By Nicolas Kayser-Bril • firstname.lastname@example.org • GPG Key
We usually do not write about newly-released software, especially when there is no way to audit it. But the hype over GPT-3, a natural language generator, was such that several readers asked for a review.
I still have no direct access to GPT-3. OpenAI, the firm behind it, left me “on read” and did not answer my request. But Alexander Turner, a PhD candidate at Oregon State University, shared a trick: You can create a paid account on “AIDungeon”, a text-based game that relies on GPT-3, and obtain as close an access to the real thing as is currently possible.
In this implementation, GPT-3 generates text from prompts (the tool can do more, such as generating computer code). Because it handles context, it is a lot of fun to play with. You can create characters in one sentence and let the computer animate them in the next. You can create fictional scenarios and let the computer complete them. In the text below, my prompts are in grey, automatically generated text is in black:
The year is 2022. All companies in the European Union comply with the General Data Protection Regulation (GDPR) which requires all companies to store data on their customers and employees in a central database. This is done for security reasons, but it also gives you an opportunity to get rid of your old system.
Data protection authorities have seen their budgets increase tenfold in the last two years, and they are looking for a way to use their new powerful system. They need something spectacular to justify their existence because they know that without it, they will be reined in.
The head of the French Data protection authority said: “We need to target big fish, Google and Facebook are too hard to get data from, we need something easier.”
Like most things labeled Artificial Intelligence, GPT-3 was fed a lot of data and tasked with finding patterns. GPT-3 was trained with a corpus of text made of Wikipedia, books and a large part of the public internet (The Economist published a good description of the tool).
As always, the biases of the training data are obvious. The vast majority of Wikipedia contributors are male, and OpenAI did not disclose the gender breakdown of the book authors it included.
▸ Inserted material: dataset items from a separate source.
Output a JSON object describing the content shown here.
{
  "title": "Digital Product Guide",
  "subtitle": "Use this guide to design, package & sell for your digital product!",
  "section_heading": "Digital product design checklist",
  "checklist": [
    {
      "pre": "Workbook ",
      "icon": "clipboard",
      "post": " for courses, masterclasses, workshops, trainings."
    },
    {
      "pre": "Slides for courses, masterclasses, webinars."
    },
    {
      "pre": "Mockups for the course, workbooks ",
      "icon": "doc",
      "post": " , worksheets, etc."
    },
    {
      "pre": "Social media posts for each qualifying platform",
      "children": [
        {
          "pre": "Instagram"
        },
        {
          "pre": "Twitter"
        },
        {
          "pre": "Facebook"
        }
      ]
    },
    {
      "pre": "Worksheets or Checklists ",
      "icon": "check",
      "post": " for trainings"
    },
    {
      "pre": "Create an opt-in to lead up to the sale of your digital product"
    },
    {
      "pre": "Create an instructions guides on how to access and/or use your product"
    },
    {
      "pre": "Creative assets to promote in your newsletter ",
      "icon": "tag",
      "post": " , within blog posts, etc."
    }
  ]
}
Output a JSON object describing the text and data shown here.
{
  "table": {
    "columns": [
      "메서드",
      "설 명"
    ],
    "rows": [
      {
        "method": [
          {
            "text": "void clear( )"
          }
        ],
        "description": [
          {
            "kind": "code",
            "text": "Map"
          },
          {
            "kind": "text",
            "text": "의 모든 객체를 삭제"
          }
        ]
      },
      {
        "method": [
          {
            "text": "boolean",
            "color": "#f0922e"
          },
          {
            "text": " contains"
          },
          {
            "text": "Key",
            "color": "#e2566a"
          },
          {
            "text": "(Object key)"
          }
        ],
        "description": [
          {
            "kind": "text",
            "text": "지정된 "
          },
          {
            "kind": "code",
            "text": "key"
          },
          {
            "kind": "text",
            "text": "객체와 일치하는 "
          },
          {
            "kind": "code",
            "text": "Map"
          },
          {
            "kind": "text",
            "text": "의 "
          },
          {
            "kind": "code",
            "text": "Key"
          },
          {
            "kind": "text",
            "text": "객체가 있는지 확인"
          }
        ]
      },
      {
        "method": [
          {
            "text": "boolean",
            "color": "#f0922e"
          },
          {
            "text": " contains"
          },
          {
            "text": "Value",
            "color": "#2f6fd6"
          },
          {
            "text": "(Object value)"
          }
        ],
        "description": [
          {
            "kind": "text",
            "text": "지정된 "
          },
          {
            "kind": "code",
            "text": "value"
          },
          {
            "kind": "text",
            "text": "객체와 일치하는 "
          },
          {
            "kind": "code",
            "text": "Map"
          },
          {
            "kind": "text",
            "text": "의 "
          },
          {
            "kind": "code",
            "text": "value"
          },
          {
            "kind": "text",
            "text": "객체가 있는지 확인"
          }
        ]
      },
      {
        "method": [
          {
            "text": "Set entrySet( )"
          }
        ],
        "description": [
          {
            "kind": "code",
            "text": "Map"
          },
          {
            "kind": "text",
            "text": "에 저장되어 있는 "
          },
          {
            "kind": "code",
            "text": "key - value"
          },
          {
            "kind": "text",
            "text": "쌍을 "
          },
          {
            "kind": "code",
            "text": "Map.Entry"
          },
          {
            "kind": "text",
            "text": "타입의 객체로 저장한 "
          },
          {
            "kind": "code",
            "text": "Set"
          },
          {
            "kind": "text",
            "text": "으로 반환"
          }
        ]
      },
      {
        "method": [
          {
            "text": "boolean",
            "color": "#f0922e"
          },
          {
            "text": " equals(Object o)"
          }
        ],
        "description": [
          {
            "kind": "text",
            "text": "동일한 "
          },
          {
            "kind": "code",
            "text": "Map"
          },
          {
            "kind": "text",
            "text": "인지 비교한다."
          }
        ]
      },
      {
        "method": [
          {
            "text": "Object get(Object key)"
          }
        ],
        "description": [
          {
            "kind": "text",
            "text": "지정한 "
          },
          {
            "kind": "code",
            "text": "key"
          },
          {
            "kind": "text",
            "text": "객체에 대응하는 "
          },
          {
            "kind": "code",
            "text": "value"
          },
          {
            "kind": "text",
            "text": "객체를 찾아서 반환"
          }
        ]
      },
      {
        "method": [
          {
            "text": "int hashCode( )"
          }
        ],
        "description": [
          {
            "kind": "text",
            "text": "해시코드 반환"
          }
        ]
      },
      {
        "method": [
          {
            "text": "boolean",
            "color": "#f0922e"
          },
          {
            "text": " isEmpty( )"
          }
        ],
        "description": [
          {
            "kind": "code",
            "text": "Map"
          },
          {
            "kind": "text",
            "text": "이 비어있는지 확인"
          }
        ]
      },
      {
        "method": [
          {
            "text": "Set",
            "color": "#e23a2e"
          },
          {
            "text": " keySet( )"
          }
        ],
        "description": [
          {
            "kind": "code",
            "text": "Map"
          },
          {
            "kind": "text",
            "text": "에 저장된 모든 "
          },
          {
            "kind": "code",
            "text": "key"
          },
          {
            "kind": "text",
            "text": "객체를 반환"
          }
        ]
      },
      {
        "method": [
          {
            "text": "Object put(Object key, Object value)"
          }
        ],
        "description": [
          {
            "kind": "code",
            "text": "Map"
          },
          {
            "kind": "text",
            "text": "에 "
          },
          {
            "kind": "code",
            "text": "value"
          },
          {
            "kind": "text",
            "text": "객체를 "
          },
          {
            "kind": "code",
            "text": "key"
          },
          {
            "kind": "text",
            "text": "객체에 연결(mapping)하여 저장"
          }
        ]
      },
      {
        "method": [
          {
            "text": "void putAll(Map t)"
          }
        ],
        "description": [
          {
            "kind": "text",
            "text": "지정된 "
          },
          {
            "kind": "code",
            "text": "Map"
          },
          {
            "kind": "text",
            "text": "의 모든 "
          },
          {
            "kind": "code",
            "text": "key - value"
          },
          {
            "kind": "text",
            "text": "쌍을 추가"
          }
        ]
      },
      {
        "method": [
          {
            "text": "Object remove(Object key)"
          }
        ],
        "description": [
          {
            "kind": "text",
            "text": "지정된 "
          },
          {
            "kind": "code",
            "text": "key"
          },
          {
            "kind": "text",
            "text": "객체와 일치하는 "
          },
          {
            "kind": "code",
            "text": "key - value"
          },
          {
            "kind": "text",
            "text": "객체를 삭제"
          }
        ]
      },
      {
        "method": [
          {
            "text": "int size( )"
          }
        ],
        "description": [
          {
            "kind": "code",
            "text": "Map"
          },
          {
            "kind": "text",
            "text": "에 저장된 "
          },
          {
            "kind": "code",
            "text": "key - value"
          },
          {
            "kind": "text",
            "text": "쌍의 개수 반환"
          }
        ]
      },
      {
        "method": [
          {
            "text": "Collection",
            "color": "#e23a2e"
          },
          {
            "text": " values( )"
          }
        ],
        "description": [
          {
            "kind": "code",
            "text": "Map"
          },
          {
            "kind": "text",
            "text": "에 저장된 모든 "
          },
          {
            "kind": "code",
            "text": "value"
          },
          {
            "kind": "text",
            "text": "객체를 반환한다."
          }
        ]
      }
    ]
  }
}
Perhaps as a result, it was very easy to create masculinist personae with GPT-3, while most of my female characters were clueless and asked for help.
Some reported that GPT-3 produced content that was racist, misogynistic or anti-Muslim, but I could not replicate their findings. Without a public audit, it is impossible to say how biased GPT-3 actually is.
OpenAI pretended to solve the problem by using a “toxicity” score on the generated text, so that insults are filtered out. This is unlikely to resolve the issue. As we showed in the case of Perspective, a Google service that measures text toxicity, such tools are likely to flag anything related to minorities, not just disparaging comments. Making GPT-3 more civil could end up making it even more discriminatory.
The hype around GPT-3 seems largely due to OpenAI’s excellent publicity skills. Their previous tool, GPT-2, was announced as too dangerous to be released publicly. Of course, GPT-2 did not become a weapon of any sort, but this did not prevent OpenAI from harvesting a massive press coverage.
GPT-3 is no different. Despite admirable achievements, the tool is still unable to detect or produce meaning. It might prove very useful in tasks where no meaning is required, such as writing pseudo-profound statements or horoscopes.
Many experts agree that it cannot be used for much else. Legal firms worry that confidential clients’ data could end up in the system’s training data set. Natural language professionals favor accuracy over verbosity.
Coupled with voice generation, GPT-3 could certainly power call centers and automate interactions with customers or with beneficiaries of social services. As is already happening, such automation would probably speed up the processing of the most common cases while making it near-impossible for others to have their claims processed. It is unlikely that GPT-3 could be a net benefit there.
Clients of OpenAI will doubtless be able to buy fine-tuned versions of the tool. But given that training GPT-3 gobbled several million euros in server costs, new versions are unlikely to be cheap.
If history is any guide, it seems that humans, with or without the help of machines, are already very capable of producing senseless text. Many marketing and misinformation powerhouses made a business of “flooding the zone” with stories and comments whose only purpose is to grab attention. GPT-3 could help them, but it is hard to see what else it could do.